Одним из таких образов является концепт жертвенности, затрагивающий проблему «антиномичности сущего» в ракурсе соотнесения феноменов жизни и смерти. Его прямым воплощением становятся жертвоприношения (в том числе человеческие) и обеты, связанные с ними, позиционируемые в качестве особой формой диалога с высшими силами, открывавшего путь высшего познания для избранных и временно нейтрализующего грань между двумя мирами. Так известно, что в 873 году знатный норвежец Ингольф Арнарсон, отправляясь в путешествие в Исландию, совершил человеческое жертвоприношение оракулу, чтобы узнать исход своей судьбы. Совершение жертв есть прямое отражения концепта познания природы конечности сущего в рамках скандинавского культурного архетипа, что делает сам ритуал социообразующим фактором вендельской эпохи (550–793 гг.) и последующего периода развития «скандинавского мира». Ряд источников упоминают об обрядах, проводившихся раз в 9 лет и включавших в себя принесение в жертву 9 священных животных и сильных мужчин, что может означать сакрализацию первобытных верований скандинавских племен или же своего рода инновации эпохи военной демократии; однако к единому мнению относительно их природы многочисленные исследователи до сих пор не пришли.

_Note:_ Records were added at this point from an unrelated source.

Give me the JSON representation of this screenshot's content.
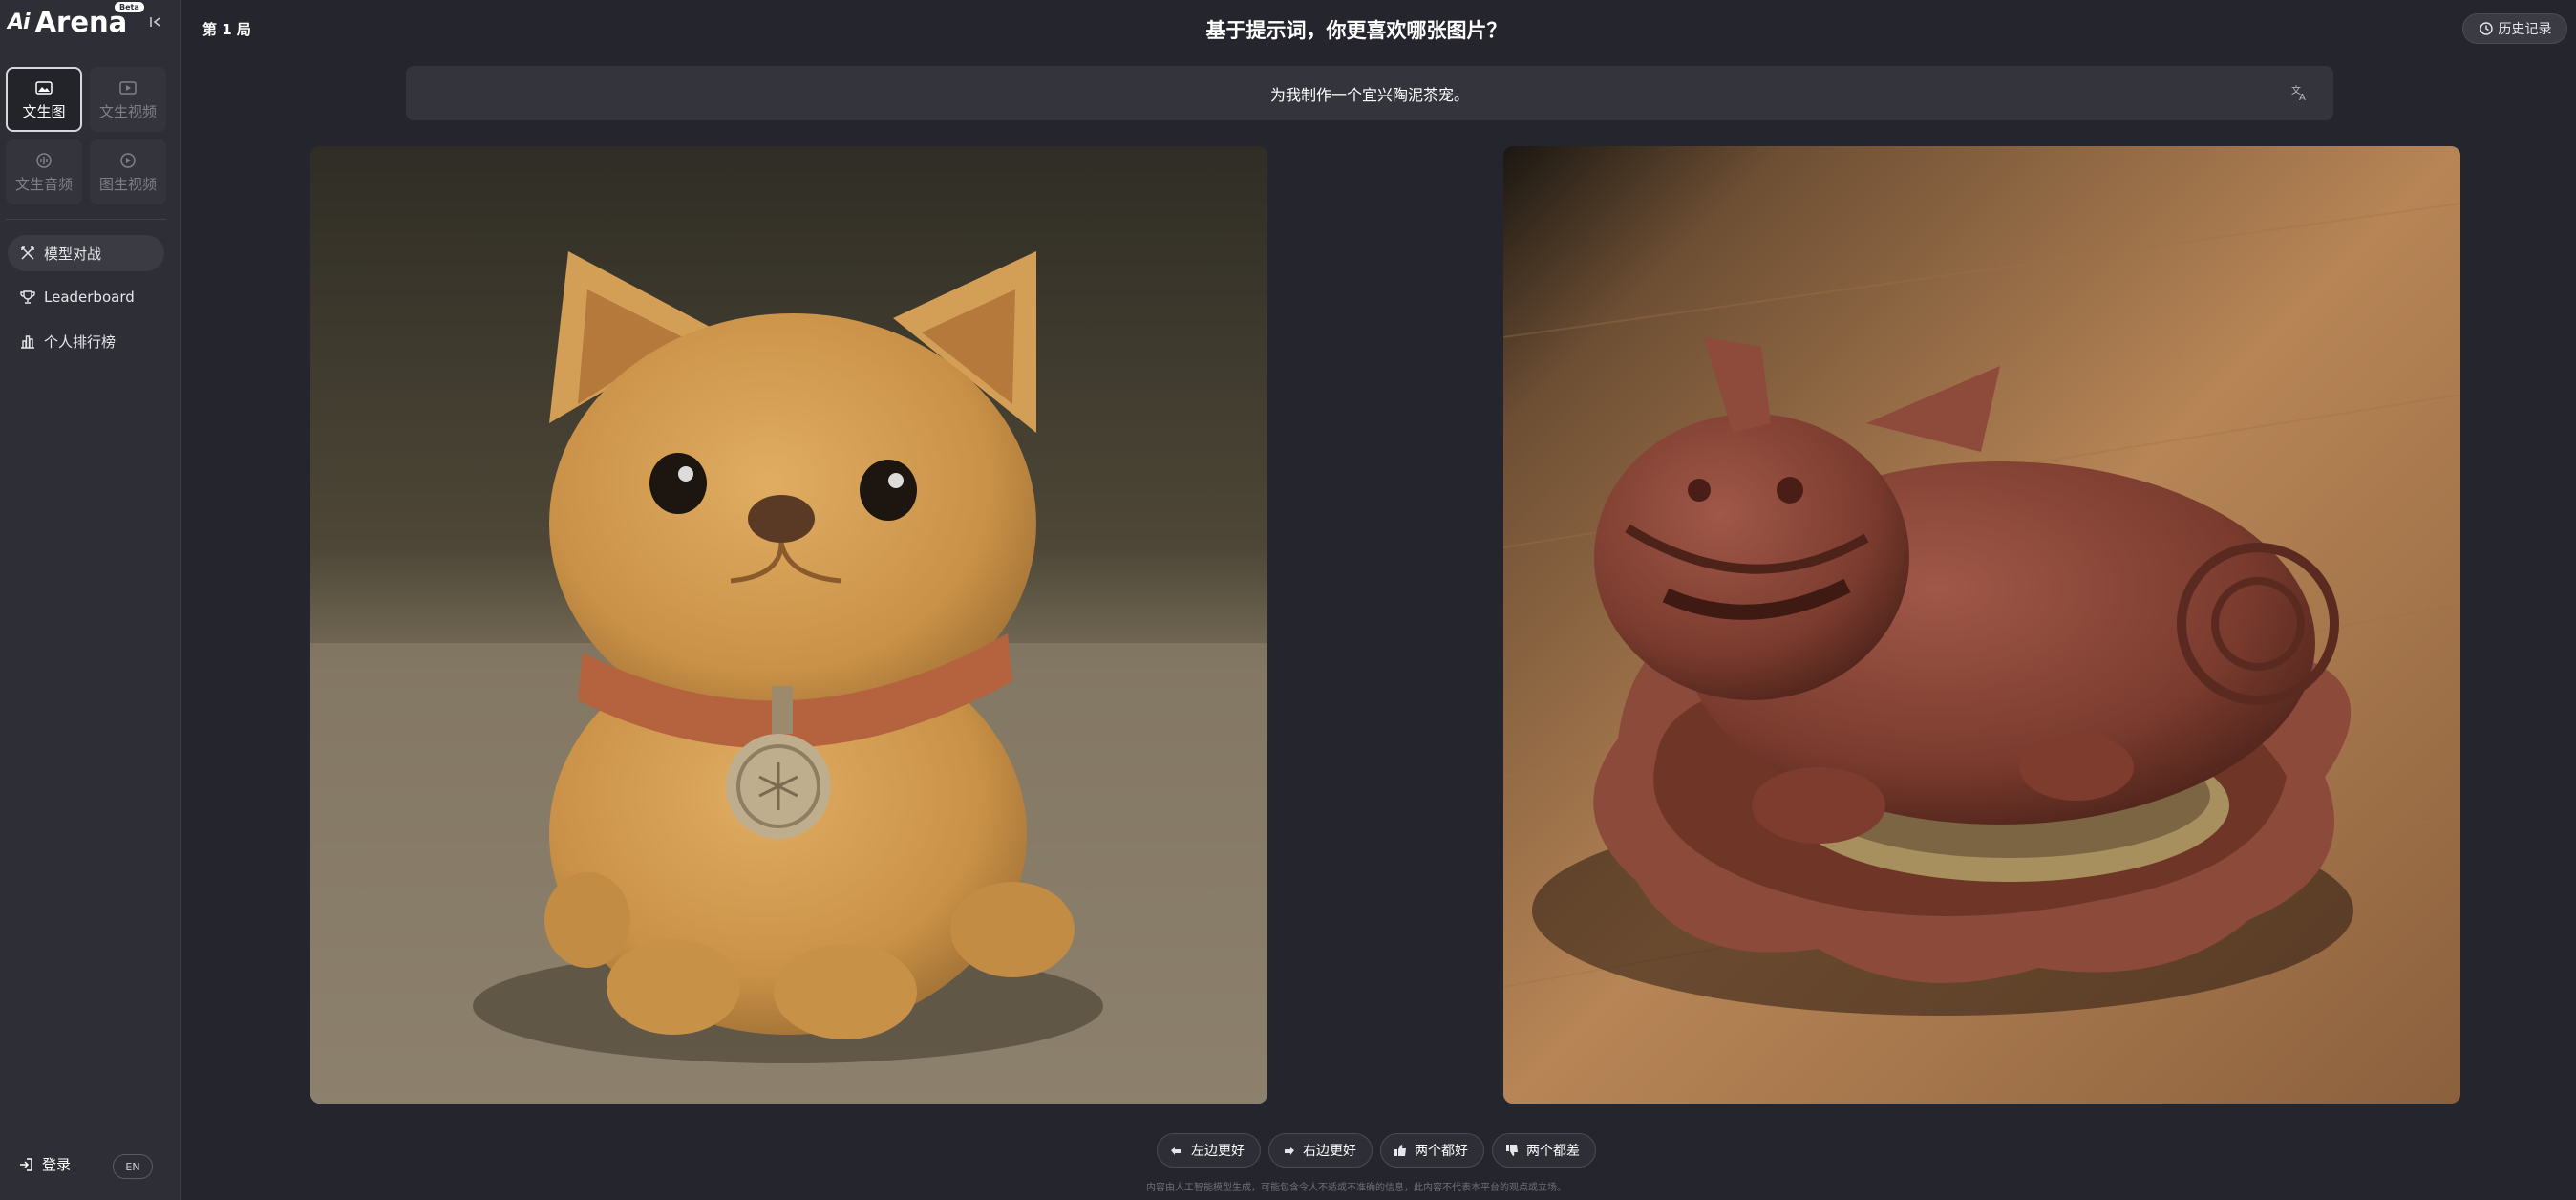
{
  "app": {
    "logo_mark": "Ai",
    "logo_text": "Arena",
    "beta_badge": "Beta"
  },
  "sidebar": {
    "modes": [
      {
        "label": "文生图",
        "active": true,
        "icon": "image-icon"
      },
      {
        "label": "文生视频",
        "active": false,
        "icon": "video-icon"
      },
      {
        "label": "文生音频",
        "active": false,
        "icon": "audio-icon"
      },
      {
        "label": "图生视频",
        "active": false,
        "icon": "image-to-video-icon"
      }
    ],
    "nav": [
      {
        "label": "模型对战",
        "active": true,
        "icon": "battle-icon"
      },
      {
        "label": "Leaderboard",
        "active": false,
        "icon": "trophy-icon"
      },
      {
        "label": "个人排行榜",
        "active": false,
        "icon": "bar-chart-icon"
      }
    ],
    "login_label": "登录",
    "lang_label": "EN"
  },
  "header": {
    "round": "第 1 局",
    "title": "基于提示词，你更喜欢哪张图片？",
    "history_label": "历史记录"
  },
  "prompt": {
    "text": "为我制作一个宜兴陶泥茶宠。"
  },
  "images": {
    "left": {
      "subject": "clay-dog-figurine"
    },
    "right": {
      "subject": "purple-clay-pixiu-figurine"
    }
  },
  "vote": {
    "left_better": "左边更好",
    "right_better": "右边更好",
    "both_good": "两个都好",
    "both_bad": "两个都差"
  },
  "disclaimer": "内容由人工智能模型生成，可能包含令人不适或不准确的信息，此内容不代表本平台的观点或立场。",
  "colors": {
    "background": "#25262d",
    "sidebar": "#2e2f36",
    "card": "#34353c"
  }
}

В описываемом ритуализированном действе явно прослеживается стремление заглянуть в грядущее, платой за то становится кровь, являющая собой воплощение жизни. В этой интенции тема обреченности и беспомощности перед универсумом раскрывается во многом двойственно: с одной стороны, несмотря на господство «фатума», не ведая о том, что предрешено, смертный, вглядываясь в то, что для него сокрыто, стремится увидеть желаемое, осознавая при этом, что всё уже предрешено. С другой же стороны, он готов пролить кровь, надеясь обрести «надежду», формируя циклический конструкт, в котором страх пред тем, что неотвратимо наступит, «примиряет» живое со смертью, формируя своего рода максиму воинской философии, прослеживающуюся в целом ряде аналогичных традиций: путь воина обретается в смерти, что позволяет объяснить природу восприятия реальности авторов «Песни об Атли», которые внешне лишены логических обоснований, обнаруживая при этом иной, более глубокий план бытия, судя по «Речам Атли», непонятный уже в период письменной фиксации эддических песней.